What should current and prospective applicants do now?
Confirm where you stand relative to the 18 May 2026 cut-off, document your residence-card issuance dates, and re-run your timeline before committing fresh capital. Concretely: if you already had a nationality application with the IRN on or before 18 May 2026, you are under the old regime — protect that by keeping your filing records. If you are still in the residency phase, get clear on your first-residence-card date, because that is now where your clock starts. And if your whole plan was built around a five-year passport, it is worth modelling Portugal against a faster route before you invest another euro.
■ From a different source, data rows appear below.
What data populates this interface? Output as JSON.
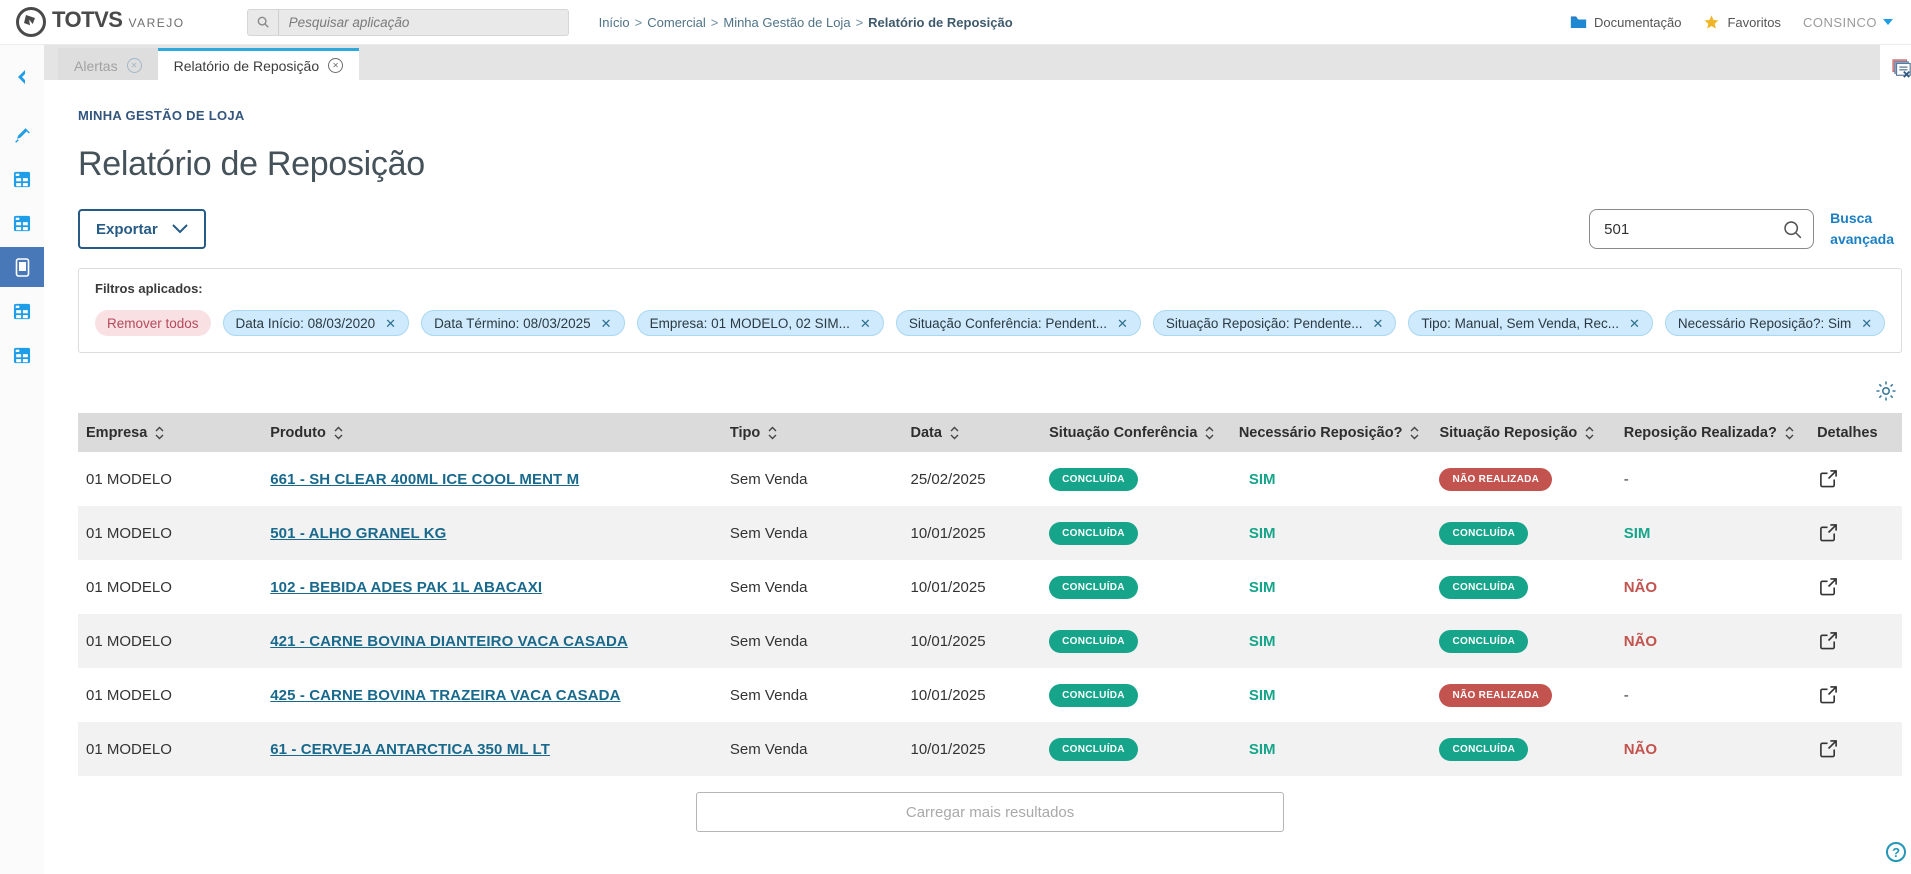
{
  "colors": {
    "accent_blue": "#1e9de8",
    "badge_green": "#16a58a",
    "badge_red": "#c3534e",
    "link_blue": "#19698c"
  },
  "header": {
    "brand_name": "TOTVS",
    "brand_sub": "VAREJO",
    "search_placeholder": "Pesquisar aplicação",
    "breadcrumb": {
      "items": [
        "Início",
        "Comercial",
        "Minha Gestão de Loja"
      ],
      "current": "Relatório de Reposição",
      "separator": ">"
    },
    "documentation_label": "Documentação",
    "favorites_label": "Favoritos",
    "user_label": "CONSINCO"
  },
  "sidebar": {
    "items": [
      {
        "icon": "chevron-left-icon",
        "active": false
      },
      {
        "icon": "syringe-icon",
        "active": false
      },
      {
        "icon": "app-window-icon",
        "active": false
      },
      {
        "icon": "app-window-icon",
        "active": false
      },
      {
        "icon": "smartphone-icon",
        "active": true
      },
      {
        "icon": "app-window-icon",
        "active": false
      },
      {
        "icon": "app-window-icon",
        "active": false
      }
    ]
  },
  "tabs": [
    {
      "label": "Alertas",
      "active": false
    },
    {
      "label": "Relatório de Reposição",
      "active": true
    }
  ],
  "page": {
    "section_label": "MINHA GESTÃO DE LOJA",
    "title": "Relatório de Reposição",
    "export_label": "Exportar",
    "search_value": "501",
    "advanced_search_label": "Busca avançada",
    "filters": {
      "label": "Filtros aplicados:",
      "remove_all_label": "Remover todos",
      "chips": [
        "Data Início: 08/03/2020",
        "Data Término: 08/03/2025",
        "Empresa: 01 MODELO, 02 SIM...",
        "Situação Conferência: Pendent...",
        "Situação Reposição: Pendente...",
        "Tipo: Manual, Sem Venda, Rec...",
        "Necessário Reposição?: Sim"
      ]
    },
    "load_more_label": "Carregar mais resultados",
    "help_label": "?"
  },
  "table": {
    "columns": [
      {
        "label": "Empresa",
        "sortable": true
      },
      {
        "label": "Produto",
        "sortable": true
      },
      {
        "label": "Tipo",
        "sortable": true
      },
      {
        "label": "Data",
        "sortable": true
      },
      {
        "label": "Situação Conferência",
        "sortable": true
      },
      {
        "label": "Necessário Reposição?",
        "sortable": true
      },
      {
        "label": "Situação Reposição",
        "sortable": true
      },
      {
        "label": "Reposição Realizada?",
        "sortable": true
      },
      {
        "label": "Detalhes",
        "sortable": false
      }
    ],
    "rows": [
      {
        "empresa": "01 MODELO",
        "produto": "661 - SH CLEAR 400ML ICE COOL MENT M",
        "tipo": "Sem Venda",
        "data": "25/02/2025",
        "situacao_conferencia": "CONCLUÍDA",
        "necessario_reposicao": "SIM",
        "situacao_reposicao": "NÃO REALIZADA",
        "reposicao_realizada": "-"
      },
      {
        "empresa": "01 MODELO",
        "produto": "501 - ALHO GRANEL KG",
        "tipo": "Sem Venda",
        "data": "10/01/2025",
        "situacao_conferencia": "CONCLUÍDA",
        "necessario_reposicao": "SIM",
        "situacao_reposicao": "CONCLUÍDA",
        "reposicao_realizada": "SIM"
      },
      {
        "empresa": "01 MODELO",
        "produto": "102 - BEBIDA ADES PAK 1L ABACAXI",
        "tipo": "Sem Venda",
        "data": "10/01/2025",
        "situacao_conferencia": "CONCLUÍDA",
        "necessario_reposicao": "SIM",
        "situacao_reposicao": "CONCLUÍDA",
        "reposicao_realizada": "NÃO"
      },
      {
        "empresa": "01 MODELO",
        "produto": "421 - CARNE BOVINA DIANTEIRO VACA CASADA",
        "tipo": "Sem Venda",
        "data": "10/01/2025",
        "situacao_conferencia": "CONCLUÍDA",
        "necessario_reposicao": "SIM",
        "situacao_reposicao": "CONCLUÍDA",
        "reposicao_realizada": "NÃO"
      },
      {
        "empresa": "01 MODELO",
        "produto": "425 - CARNE BOVINA TRAZEIRA VACA CASADA",
        "tipo": "Sem Venda",
        "data": "10/01/2025",
        "situacao_conferencia": "CONCLUÍDA",
        "necessario_reposicao": "SIM",
        "situacao_reposicao": "NÃO REALIZADA",
        "reposicao_realizada": "-"
      },
      {
        "empresa": "01 MODELO",
        "produto": "61 - CERVEJA ANTARCTICA 350 ML LT",
        "tipo": "Sem Venda",
        "data": "10/01/2025",
        "situacao_conferencia": "CONCLUÍDA",
        "necessario_reposicao": "SIM",
        "situacao_reposicao": "CONCLUÍDA",
        "reposicao_realizada": "NÃO"
      }
    ]
  }
}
Portugal routes at a glance: cost and the new citizenship timeline
| Route | Minimum investment / income | Residence permit | Time to citizenship eligibility* | Physical stay |
|---|---|---|---|---|
| Golden Visa — investment fund | €500,000 (regulated VC/PE fund) | 2 yrs, renewable | 10 yrs (7 EU/CPLP), clock from 1st card | ~7 days/yr avg |
| Golden Visa — cultural / other approved | from ~€200,000–€250,000 | 2 yrs, renewable | 10 yrs (7 EU/CPLP) | ~7 days/yr avg |
| D2 (entrepreneur) | Business funds + ~€11,040 personal means | 4-mo visa → 2-yr permit, +3 yrs | 10 yrs (7 EU/CPLP) | Substantive residence |
| D7 (passive income) | ~€11,040/yr single + more per dependent | 2-yr permit, renewable | 10 yrs (7 EU/CPLP) | Substantive residence |
| D8 (digital nomad) | ~€3,480/mo income (≈4× min wage) | 2-yr permit, renewable | 10 yrs (7 EU/CPLP) | Substantive residence |
*Before 19 May 2026 this was five years for all routes. Add the national visa fee (~€110), AIMA residence-permit fees (~€160–€170/person) and health insurance (from ~€400). Fees change — confirm current figures before applying.
Frequently asked questions
Did Portugal really increase citizenship from 5 to 10 years?
Yes. Under Lei Orgânica n.º 1/2026, published 18 May 2026 and in force from 19 May 2026, most foreign nationals now need 10 years of legal residency to naturalise; EU and CPLP nationals need 7.
Does the new 10-year rule apply to me if I already started?
If your nationality application reached the IRN on or before 18 May 2026, it continues under the old Lei n.º 37/81 regime. If you apply after that date, the new 10-year (7-year for EU/CPLP) requirement applies.
Is the Portugal Golden Visa cancelled?
No. The Golden Visa as a residency program is unchanged. The 2026 reform lengthened the path to citizenship only — it did not change the rules for getting or keeping a residence permit.
When does the residency clock start now?
For new applicants, it starts on the date your first residence card is physically issued — not your application date. Current AIMA processing delays (often 2–3 years) therefore no longer count toward the 10 years.
Is the Portugal Golden Visa still worth it in 2026?
For EU residency and Schengen mobility with minimal physical stay, yes. For a fast second passport, no — the 10-year horizon means investors who want speed should compare Caribbean CBI or Latin American residency routes.
What’s the fastest alternative to a Portuguese passport?
Caribbean citizenship-by-investment typically delivers a passport in roughly 4–9 months, while Paraguay and Panama offer faster, lower-cost residency-to-citizenship paths than Portugal’s new 10-year timeline.
Latest as of 1 June 2026. Sources: Lei Orgânica n.º 1/2026, de 18 de maio (Diário da República); CMS Law analysis of the Organic Law; IMI Daily; Global Citizen Solutions; Immigrant Invest; Portugalist. This article is general information, not legal advice — confirm your specific timeline with a licensed Portuguese immigration lawyer before acting.